Something big happened.
I found five dollars and discovered what it felt like to swallow the sky. The money was folded on the sidewalk in front of our apartment. I saw its color first, a tight rectangle of green lying flat against the gray walk. It was sitting there like a gift, so I picked it up and handed it over to my mother who thanked me, hugged me, adored me.
“Honestly,” she said, “I didn’t know how we would eat tonight.”
To be taken by the hand to the corner store and allowed to choose a special candy—that’s something. To be talked of with gratitude and pleasure, my name coming out of her mouth like a song. To be lifted over the shoulder, made to feel like the sun and the moon—it was almost too much to bear.

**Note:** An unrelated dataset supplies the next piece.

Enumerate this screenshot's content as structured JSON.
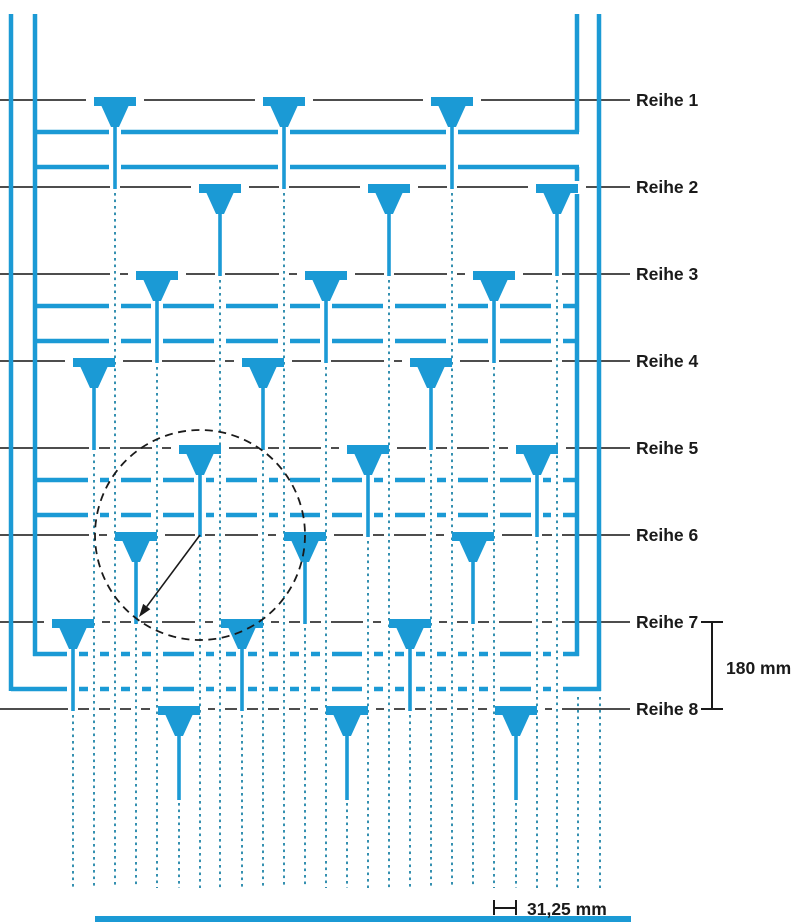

But there was a twist. There’s always a twist.
Because when things are found, it is also true that they are lost, and the five dollars that made me family hero and benefactress of macaroni and cheese dinner was the very same bill dropped by someone else. So when my mother lifted me up to the counter, I smiled and let my fingers skim the ruffled faces of penny candy, but remembered the Brownie troop that had passed our place just minutes before my find.
I selected my candy reward and thought of the double-file line of brown-uniformed girls, giggling in their cocoa-colored berets, one of them not knowing she’d lost her money, one of them looking, digging perhaps, into her tiny brown pouch the exact moment the atomic fire-ball settled into my mouth.